# Croatian (BCS): Oh, right (colloq.)



## ag724

How would you say 'oh right...' in Croatian? I can only think of 'aha...' but I'm not sure if this is the best one to use?


----------



## Duya

You should really provide some context for questions like this. That being said, "aha" generally fits. Alternatively, one could say "o, da", "vidi stvarno" or "pazi stvarno", the latter two expressing greater surprise.


----------



## Istriano

_Pa da._ is better if you want to use it for confirmation only.
_Aha_ can be used ironically: yeah right! or with the tone of ''I already knew that!''


----------



## Phoenixlighter

Croatians tend to use _U pravu si/ste_ (You're right).


----------



## senshi

"Oh, right!" in Serbo-croatin would be "A, da!".


----------



## MrGiovanni

ag724 said:


> How would you say 'oh right...' in Croatian? I can only think of 'aha...' but I'm not sure if this is the best one to use?



Oh right or All right most commonly you will use 'u redu' or 'važi'


Enjoy


----------



## senshi

Hmmm, I think that something like "Oooh, right!" would be "A, da!", and "All right" would be "važi" or "u redu" (that is what MrGiovanni said).


----------



## rommel_1942

ag724 said:


> How would you say 'oh right...' in Croatian?
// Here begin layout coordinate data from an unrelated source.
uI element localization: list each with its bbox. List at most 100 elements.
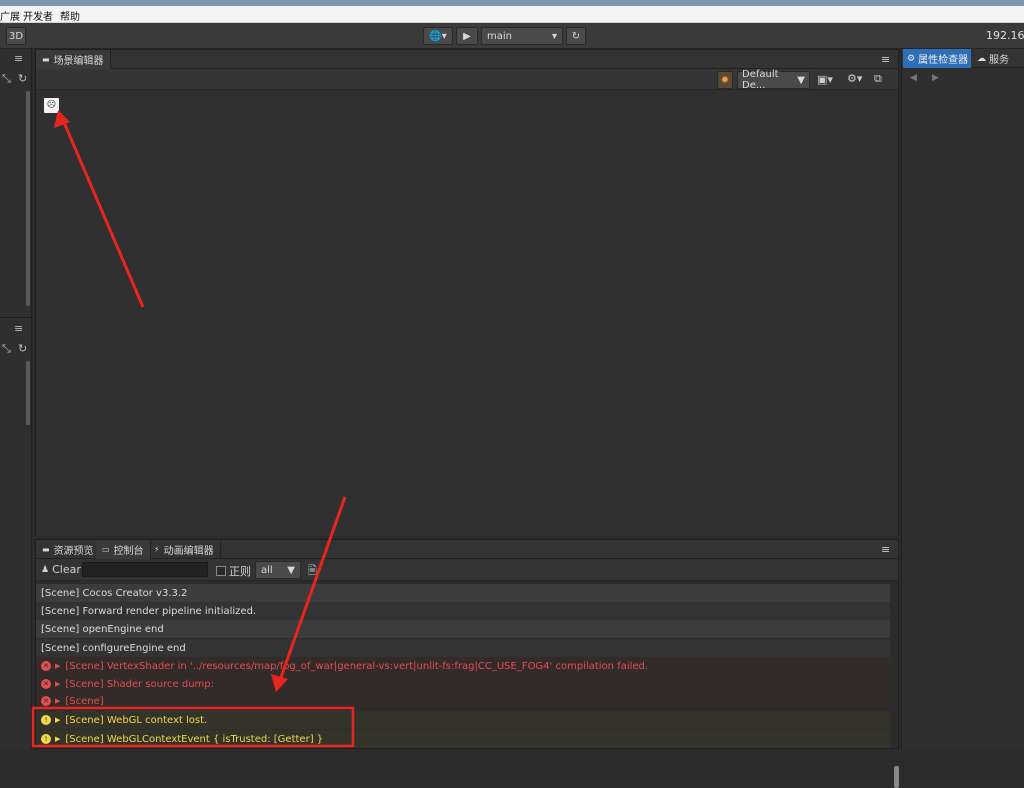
log-scrollbar-thumb[interactable] <box>894 766 899 788</box>
refresh-icon[interactable]: ↻ <box>18 342 27 355</box>
chevron-down-icon: ▾ <box>551 30 557 42</box>
tab-label: 服务 <box>989 55 1009 66</box>
open-log-file-icon[interactable]: 🗎 <box>308 562 317 581</box>
panel-menu-icon[interactable]: ≡ <box>881 53 890 66</box>
panel-menu-icon[interactable]: ≡ <box>881 543 890 556</box>
console-toolbar: ♟ Clear 正则 all ▼ 🗎 <box>36 559 898 581</box>
camera-select[interactable]: Default De... ▼ <box>737 69 810 91</box>
scrollbar[interactable] <box>26 91 30 306</box>
log-row[interactable]: ✕ ▶ [Scene] Shader source dump: <box>36 675 890 693</box>
log-row[interactable]: ✕ ▶ [Scene] VertexShader in '../resource… <box>36 657 890 675</box>
play-button[interactable]: ▶ <box>456 27 478 45</box>
refresh-button[interactable]: ↻ <box>566 27 586 45</box>
scene-editor-panel: ▬ 场景编辑器 ≡ ✹ Default De... ▼ ▣▾ ⚙▾ ⧉ ☹ <box>35 49 899 536</box>
tab-scene-editor[interactable]: ▬ 场景编辑器 <box>36 50 111 69</box>
expand-arrow-icon[interactable]: ▶ <box>55 662 60 670</box>
checkbox-box[interactable] <box>216 566 226 576</box>
expand-arrow-icon[interactable]: ▶ <box>55 680 60 688</box>
log-row[interactable]: ! ▶ [Scene] WebGLContextEvent { isTruste… <box>36 730 890 748</box>
log-text: [Scene] WebGL context lost. <box>65 714 208 726</box>
globe-icon: 🌐▾ <box>429 30 447 42</box>
error-icon: ✕ <box>41 661 51 671</box>
log-text: [Scene] openEngine end <box>41 623 164 635</box>
collapse-icon[interactable]: ⤡ <box>2 72 11 86</box>
scene-toolbar: ✹ Default De... ▼ ▣▾ ⚙▾ ⧉ <box>36 69 898 91</box>
server-ip-label[interactable]: 192.168. <box>986 29 1024 42</box>
log-row[interactable]: ! ▶ [Scene] WebGL context lost. <box>36 711 890 729</box>
chevron-down-icon: ▼ <box>287 564 295 576</box>
log-text: [Scene] Shader source dump: <box>65 678 214 690</box>
inspector-tabbar: ⚙ 属性检查器 ☁ 服务 <box>902 49 1024 68</box>
console-panel: ▬ 资源预览 ▭ 控制台 ⚡ 动画编辑器 ≡ ♟ Clear 正则 all ▼ … <box>35 539 899 788</box>
window-title-strip <box>0 0 1024 6</box>
console-tabbar: ▬ 资源预览 ▭ 控制台 ⚡ 动画编辑器 ≡ <box>36 540 898 559</box>
sun-icon: ✹ <box>720 74 730 86</box>
tab-assets-preview[interactable]: ▬ 资源预览 <box>36 540 101 559</box>
animation-icon: ⚡ <box>154 545 160 554</box>
cloud-icon: ☁ <box>977 53 986 64</box>
clear-button[interactable]: ♟ Clear <box>41 563 81 576</box>
tab-services[interactable]: ☁ 服务 <box>973 49 1009 68</box>
camera-select-label: Default De... <box>742 69 779 91</box>
broom-icon: ♟ <box>41 564 50 575</box>
log-list: [Scene] Cocos Creator v3.3.2 [Scene] For… <box>36 584 899 788</box>
log-level-select[interactable]: all ▼ <box>255 561 301 579</box>
regex-label: 正则 <box>229 565 251 578</box>
menu-developer[interactable]: 开发者 <box>23 8 53 23</box>
terminal-icon: ▭ <box>102 545 110 554</box>
divider <box>0 317 31 318</box>
tab-animation-editor[interactable]: ⚡ 动画编辑器 <box>148 540 221 559</box>
play-icon: ▶ <box>463 30 471 42</box>
back-arrow-icon[interactable]: ◀ <box>910 73 917 83</box>
log-row[interactable]: [Scene] Forward render pipeline initiali… <box>36 602 890 620</box>
log-row[interactable]: [Scene] configureEngine end <box>36 639 890 657</box>
error-icon: ✕ <box>41 679 51 689</box>
gear-icon[interactable]: ⚙▾ <box>847 72 862 85</box>
warning-icon: ! <box>41 715 51 725</box>
menu-extensions[interactable]: 广展 <box>0 8 20 23</box>
log-text: [Scene] <box>65 695 104 707</box>
expand-arrow-icon[interactable]: ▶ <box>55 697 60 705</box>
scene-tabbar: ▬ 场景编辑器 ≡ <box>36 50 898 69</box>
forward-arrow-icon[interactable]: ▶ <box>932 73 939 83</box>
camera-icon[interactable]: ▣▾ <box>817 73 833 86</box>
mode-3d-button[interactable]: 3D <box>6 27 26 45</box>
expand-arrow-icon[interactable]: ▶ <box>55 716 60 724</box>
clear-label: Clear <box>52 563 81 576</box>
hierarchy-strip: ≡ ⤡ ↻ ≡ ⤡ ↻ <box>0 49 32 749</box>
folder-icon: ▬ <box>42 545 50 554</box>
refresh-icon: ↻ <box>571 30 581 42</box>
platform-select[interactable]: 🌐▾ <box>423 27 453 45</box>
collapse-icon[interactable]: ⤡ <box>2 342 11 356</box>
menu-icon[interactable]: ≡ <box>14 322 23 335</box>
log-text: [Scene] configureEngine end <box>41 642 186 654</box>
scrollbar[interactable] <box>26 361 30 425</box>
gear-icon: ⚙ <box>907 53 916 64</box>
menu-help[interactable]: 帮助 <box>60 8 80 23</box>
log-row[interactable]: [Scene] openEngine end <box>36 620 890 638</box>
scene-select[interactable]: main ▾ <box>481 27 563 45</box>
log-text: [Scene] VertexShader in '../resources/ma… <box>65 660 649 672</box>
tab-label: 属性检查器 <box>918 55 969 66</box>
refresh-icon[interactable]: ↻ <box>18 72 27 85</box>
tab-inspector[interactable]: ⚙ 属性检查器 <box>903 49 971 68</box>
warning-icon: ! <box>41 734 51 744</box>
log-row[interactable]: ✕ ▶ [Scene] <box>36 694 890 708</box>
lighting-toggle[interactable]: ✹ <box>717 71 733 89</box>
error-icon: ✕ <box>41 696 51 706</box>
search-input[interactable] <box>82 562 208 577</box>
expand-arrow-icon[interactable]: ▶ <box>55 735 60 743</box>
maximize-icon[interactable]: ⧉ <box>874 72 882 86</box>
regex-checkbox[interactable]: 正则 <box>216 563 251 579</box>
tab-label: 控制台 <box>113 546 144 557</box>
log-text: [Scene] Forward render pipeline initiali… <box>41 605 257 617</box>
menu-icon[interactable]: ≡ <box>14 52 23 65</box>
scene-select-label: main <box>487 30 512 42</box>
log-text: [Scene] WebGLContextEvent { isTrusted: [… <box>65 733 324 745</box>
scene-viewport[interactable]: ☹ <box>36 90 898 536</box>
log-row[interactable]: [Scene] Cocos Creator v3.3.2 <box>36 584 890 602</box>
tab-label: 动画编辑器 <box>163 546 214 557</box>
tab-console[interactable]: ▭ 控制台 <box>96 540 151 559</box>
main-toolbar: 3D 🌐▾ ▶ main ▾ ↻ 192.168. <box>0 23 1024 49</box>
chevron-down-icon: ▼ <box>797 74 805 86</box>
I can only think of 'aha...' but I'm not sure if this is the best one to use?


aha is good
could be said ma dobro or just dobro


----------



## rommel_1942

senshi said:


> Hmmm, I think that something like "Oooh, right!" would be "A, da!", and "All right" would be "važi" or "u redu" (that is what MrGiovanni said).



Oh, right sounds to me more like expression where the person don't actually cares for what is being said...


----------